We can load the whole dataset directly, but if the dataset is too large, this may not be a good idea. An alternative way is to download the dataset iteratively by setting streaming = True 

In [52]:
# Load dataset. Data is split into train and test, here only loading the train part
data = datasets.load_dataset('squad', split='train', streaming=True)

In [53]:
type(data)

datasets.iterable_dataset.IterableDataset

In [54]:
print(data.dataset_size )
print(data.citation+ '\n')
print(data.description+ '\n')
print(data.features)

89789763
@article{2016arXiv160605250R,
       author = {{Rajpurkar}, Pranav and {Zhang}, Jian and {Lopyrev},
                 Konstantin and {Liang}, Percy},
        title = "{SQuAD: 100,000+ Questions for Machine Comprehension of Text}",
      journal = {arXiv e-prints},
         year = 2016,
          eid = {arXiv:1606.05250},
        pages = {arXiv:1606.05250},
archivePrefix = {arXiv},
       eprint = {1606.05250},
}


Stanford Question Answering Dataset (SQuAD) is a reading comprehension dataset, consisting of questions posed by crowdworkers on a set of Wikipedia articles, where the answer to every question is a segment of text, or span, from the corresponding reading passage, or the question might be unanswerable.
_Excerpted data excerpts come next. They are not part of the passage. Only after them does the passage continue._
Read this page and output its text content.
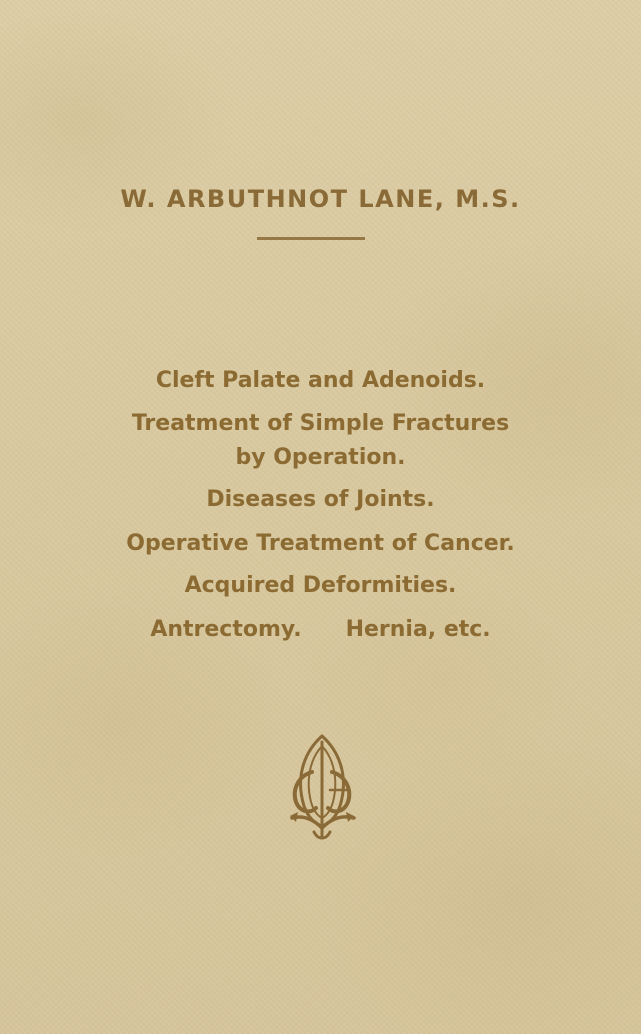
W. ARBUTHNOT LANE, M.S.
Cleft Palate and Adenoids.
Treatment of Simple Fractures
by Operation.
Diseases of Joints.
Operative Treatment of Cancer.
Acquired Deformities.
Antrectomy. Hernia, etc.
{'id': Value(dtype='string', id=None), 'title': Value(dtype='string', id=None), 'context': Value(dtype='string', id=None), 'question': Value(dtype='string', id=None), 'answers': Sequence(feature={'text': Value(dtype='string', id=None), 'answer_start': Value(dtype='int3

# View Data

If we load the whole data, then we may use data[0] to view the content, but if we use streaming = True, then we need to use the following loop to see it. Note: next() doesn't work here as 'IterableDataset' object is not an iterator

In [55]:
for i in data:
    print(json.dumps(i, indent=4))
    break

{
    "id": "5733be284776f41900661182",
    "title": "University_of_Notre_Dame",
    "context": "Architecturally, the school has a Catholic character. Atop the Main Building's gold dome is a golden statue of the Virgin Mary. Immediately in front of the Main Building and facing it, is a copper statue of Christ with arms upraised with the legend \"Venite Ad Me Omnes\". Next to the Main Building is the Basilica of the Sacred Heart. Immediately behind the basilica is the Grotto, a Marian place of prayer and reflection. It is a replica of the grotto at Lourdes, France where the Virgin Mary reputedly appeared to Saint Bernadette Soubirous in 1858. At the end of the main drive (and in a direct line that connects through 3 statues and the Gold Dome), is a simple, modern stone statue of Mary.",
    "question": "To whom did the Virgin Mary allegedly appear in 1858 in Lourdes France?",
    "answers": {
        "text": [
            "Saint Bernadette Soubirous"
        ],
        "answer_start": [

# Process Data

You can go over the data to turn it into a data frame or any format you are familiar, then start data processing. Or you can use the data processing function already avaialble for the HF data object.

In [63]:
# Delete column
data1 = data.remove_columns(['question'])
print(data1.features)  # after this practice, data1 doesn't have the same properties as data

None


In [66]:
# Change and keep necessary columns only, use "map"
# Example 1
data1 = data.map(
    lambda x: {
        'answers': {
            **x['answers'],
            **{'answer_end': [x['answers']['answer_start'][0] + len(x['answers']['text'][0])]}
        }
    }
)

for i in data1:
    print(i)
    break
    
# Example 2
data2 = data.map(
    lambda x: {
        'id': x['id'],
        'answers': {
            **x['answers'],
            **{'answer_end': [x['answers']['answer_start'][0] + len(x['answers']['text'][0])]}
        },
        'question': x['question'],
        'title': x['title']
    }
)

for i in data2:
    print(i)
    break

{'answers': {'answer_start': [515], 'text': ['Saint Bernadette Soubirous'], 'answer_end': [541]}}
{'id': '5733be284776f41900661182', 'answers': {'answer_start': [515], 'text': ['Saint Bernadette Soubirous'], 'answer_end': [541]}, 'question': 'To whom did the Virgin Mary allegedly appear in 1858 in Lourdes France?', 'title': 'University_of_Notre_Dame'}